When choosing a pig to kill, you want to avoid as much stress as possible. Our isolated pig weighed around 80 to 90 kg, which seems normal for an adult pig. Expect some heavy lifting during the procedure:
- isolate a pig from the herd
- stun it (e.g. with a bolt gun)
- cut the throat1
- let it bleed out completely2
Blood will squirt out of the cut. The pig will still twitch while and after it bleeds out. That’s normal: the brain’s last commands reach the muscles via the nerves.
Local laws might not always permit the most pain- and stress-free method. Measuring that impact is difficult, and the debate is fuelled by ethical, emotional, and moral questions. For example, some do not stun the animal and simply cut the throat with a special knife and a clean cut.3 They often sit next to the animal beforehand, offer prayers, and talk to it calmly.4
Many traditions include a toast to the now dead pig. We did the same.
From a dead pig to two halves
Once the blood stopped flowing, the procedure continued.
- place the dead pig in boiling water
- remove fur thoroughly by scraping it off (e.g. with a
Kratzglocke
) - burn the remaining bristles
- hang the pig with its hind legs up
- cut it open: from the anus, via belly to the head while removing innards5
- a veterinarian must check the meat for diseases6 and rate the quality7
- saw it open: from the anus, via the back, through the head. Make sure to stay on the line and avoid cutting the meat.
Now you have two halves that are almost mirrored. Hang those halves for a day (or longer) in a cold room to dry out and allow the meat to relax. Traditional house slaughtering happens in late autumn or winter for that reason.
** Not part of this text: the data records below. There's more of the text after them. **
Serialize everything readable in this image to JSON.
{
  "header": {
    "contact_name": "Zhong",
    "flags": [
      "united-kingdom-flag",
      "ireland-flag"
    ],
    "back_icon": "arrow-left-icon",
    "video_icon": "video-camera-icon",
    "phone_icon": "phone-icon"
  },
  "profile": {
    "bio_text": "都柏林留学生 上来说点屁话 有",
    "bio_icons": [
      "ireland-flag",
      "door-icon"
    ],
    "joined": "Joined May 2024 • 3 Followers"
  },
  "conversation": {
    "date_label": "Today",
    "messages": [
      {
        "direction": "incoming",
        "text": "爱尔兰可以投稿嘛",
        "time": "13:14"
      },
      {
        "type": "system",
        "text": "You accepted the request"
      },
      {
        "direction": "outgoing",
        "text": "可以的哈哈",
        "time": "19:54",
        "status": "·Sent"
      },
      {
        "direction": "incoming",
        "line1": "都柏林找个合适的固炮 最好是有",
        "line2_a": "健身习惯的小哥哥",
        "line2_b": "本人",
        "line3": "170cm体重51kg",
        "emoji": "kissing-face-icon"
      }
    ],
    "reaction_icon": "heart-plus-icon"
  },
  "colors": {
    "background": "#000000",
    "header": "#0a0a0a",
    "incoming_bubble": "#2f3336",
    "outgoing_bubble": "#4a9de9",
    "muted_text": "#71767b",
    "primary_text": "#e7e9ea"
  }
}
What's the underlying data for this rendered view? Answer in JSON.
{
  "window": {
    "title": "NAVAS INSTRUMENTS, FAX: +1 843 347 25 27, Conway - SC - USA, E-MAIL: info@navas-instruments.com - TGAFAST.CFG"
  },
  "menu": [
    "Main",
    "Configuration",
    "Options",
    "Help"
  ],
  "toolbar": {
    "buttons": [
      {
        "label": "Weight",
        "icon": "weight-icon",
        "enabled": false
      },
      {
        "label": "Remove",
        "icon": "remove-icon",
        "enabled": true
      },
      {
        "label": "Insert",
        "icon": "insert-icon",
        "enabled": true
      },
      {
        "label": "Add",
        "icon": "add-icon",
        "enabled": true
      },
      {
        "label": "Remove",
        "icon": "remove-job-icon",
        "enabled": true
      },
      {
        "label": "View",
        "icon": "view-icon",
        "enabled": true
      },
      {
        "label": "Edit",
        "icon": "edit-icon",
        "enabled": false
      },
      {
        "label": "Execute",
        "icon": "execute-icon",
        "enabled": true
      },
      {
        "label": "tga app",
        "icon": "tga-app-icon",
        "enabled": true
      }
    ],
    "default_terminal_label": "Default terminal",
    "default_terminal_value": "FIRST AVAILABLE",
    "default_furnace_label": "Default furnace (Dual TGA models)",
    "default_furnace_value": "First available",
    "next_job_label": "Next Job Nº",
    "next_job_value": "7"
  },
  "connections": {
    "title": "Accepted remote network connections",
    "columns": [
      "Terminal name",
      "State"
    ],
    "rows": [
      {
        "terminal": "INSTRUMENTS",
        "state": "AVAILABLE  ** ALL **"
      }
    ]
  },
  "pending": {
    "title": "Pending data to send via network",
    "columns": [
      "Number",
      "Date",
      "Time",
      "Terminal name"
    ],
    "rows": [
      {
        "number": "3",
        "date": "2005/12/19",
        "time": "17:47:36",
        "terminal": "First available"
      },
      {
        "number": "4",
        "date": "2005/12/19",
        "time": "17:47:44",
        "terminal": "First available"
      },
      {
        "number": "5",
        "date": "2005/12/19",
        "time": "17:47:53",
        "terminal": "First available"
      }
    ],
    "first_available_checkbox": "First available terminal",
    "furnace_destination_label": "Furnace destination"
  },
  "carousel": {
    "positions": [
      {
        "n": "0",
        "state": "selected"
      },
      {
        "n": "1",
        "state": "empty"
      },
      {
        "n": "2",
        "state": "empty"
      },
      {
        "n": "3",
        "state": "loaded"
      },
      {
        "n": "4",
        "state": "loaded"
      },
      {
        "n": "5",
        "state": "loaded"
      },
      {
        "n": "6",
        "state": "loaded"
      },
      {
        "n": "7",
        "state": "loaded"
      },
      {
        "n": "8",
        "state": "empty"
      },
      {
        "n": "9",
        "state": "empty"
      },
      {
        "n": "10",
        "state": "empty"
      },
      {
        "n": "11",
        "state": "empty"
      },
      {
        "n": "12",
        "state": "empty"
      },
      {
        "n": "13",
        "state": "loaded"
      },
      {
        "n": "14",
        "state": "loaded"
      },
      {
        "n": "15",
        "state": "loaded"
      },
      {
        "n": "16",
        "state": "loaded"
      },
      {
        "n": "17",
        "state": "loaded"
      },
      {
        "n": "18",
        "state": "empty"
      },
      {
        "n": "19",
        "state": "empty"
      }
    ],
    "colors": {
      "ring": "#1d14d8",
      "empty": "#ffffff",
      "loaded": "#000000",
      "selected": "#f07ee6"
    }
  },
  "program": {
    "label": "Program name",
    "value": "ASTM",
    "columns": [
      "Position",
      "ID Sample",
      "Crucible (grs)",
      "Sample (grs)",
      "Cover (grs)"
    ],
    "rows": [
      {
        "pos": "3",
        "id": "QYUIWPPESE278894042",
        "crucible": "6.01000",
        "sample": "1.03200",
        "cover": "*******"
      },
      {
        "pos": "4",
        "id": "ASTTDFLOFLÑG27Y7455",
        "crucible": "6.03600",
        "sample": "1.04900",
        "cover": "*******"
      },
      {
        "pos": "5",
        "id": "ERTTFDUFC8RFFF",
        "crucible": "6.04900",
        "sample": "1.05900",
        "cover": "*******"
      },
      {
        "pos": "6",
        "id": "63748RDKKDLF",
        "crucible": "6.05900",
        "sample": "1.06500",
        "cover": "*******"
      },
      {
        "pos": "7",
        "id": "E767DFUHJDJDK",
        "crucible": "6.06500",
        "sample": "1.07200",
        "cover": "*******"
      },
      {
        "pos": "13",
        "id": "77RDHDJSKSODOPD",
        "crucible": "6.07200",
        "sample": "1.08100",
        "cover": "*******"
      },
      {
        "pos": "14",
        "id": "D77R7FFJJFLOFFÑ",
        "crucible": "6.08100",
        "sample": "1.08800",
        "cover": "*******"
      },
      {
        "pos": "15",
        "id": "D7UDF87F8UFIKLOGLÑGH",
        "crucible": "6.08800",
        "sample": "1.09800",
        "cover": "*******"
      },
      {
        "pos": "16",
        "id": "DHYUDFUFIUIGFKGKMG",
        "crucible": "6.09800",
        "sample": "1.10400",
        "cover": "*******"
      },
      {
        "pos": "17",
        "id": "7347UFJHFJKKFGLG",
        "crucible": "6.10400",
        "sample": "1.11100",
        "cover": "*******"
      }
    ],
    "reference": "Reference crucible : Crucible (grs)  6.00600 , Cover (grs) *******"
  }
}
Butchering: cutting halves to pieces
Depending on your butchering tradition, you start cutting pieces out of the halves. Without those cuts it would be hard to use the pig’s meat.
The different parts of the pig also have different cooking characteristics: some are tender after a quick sear or grill, while others require a long cooking process to become tender. Some parts don’t need to be cooked, like ham, but are preserved.
There are many different cutting methods, depending mostly on the cuisine and the pig’s breed. Read more about them in Wikipedia8 or your favorite non-veggie cookbook.9
As our pig’s breed is known for good (and plentiful) fats, we concentrated on the belly, bacon, etc. When cutting, you usually avoid slicing through the red meat and instead follow the fascia and cut through fat. Unnecessary fat is scraped off the meaty pieces. We put the fat aside and rendered it into lard.
The end result is pieces of meat you can buy at your butchery: ribs, cutlet, chops, tenderloin, neck, roasts, bacon, flank, etc.
Observations and thoughts
Processing one pig causes a lot of work. A house slaughtering requires multiple people to help. During the day I was busy; most reflections surfaced afterwards.
Avoiding stress
You want to avoid as much stress as possible during the killing procedure. Entering the sty should feel entirely normal for the pigs.10
So far, so good. Change the perspective from pig to human for a second and imagine the situation yourself: if you knew your life would be taken by that person entering the sty, you’d be pumped with adrenaline and fight back.11 Wouldn’t it be kinder if it just got dark in front of your eyes and from that point on you noticed nothing anymore?
Switching the perspective back to the pig: adrenaline causes blood pressure to rise and fills all organs with water and oxygen. Blood in meat is to be avoided (it spoils), and water lowers the meat’s quality (you can find it pooling between fascia and muscles). The stress hormones released will also decrease the meat’s taste. Some pigs have aching muscles after the procedure. You can spot aching muscles from their color after hanging.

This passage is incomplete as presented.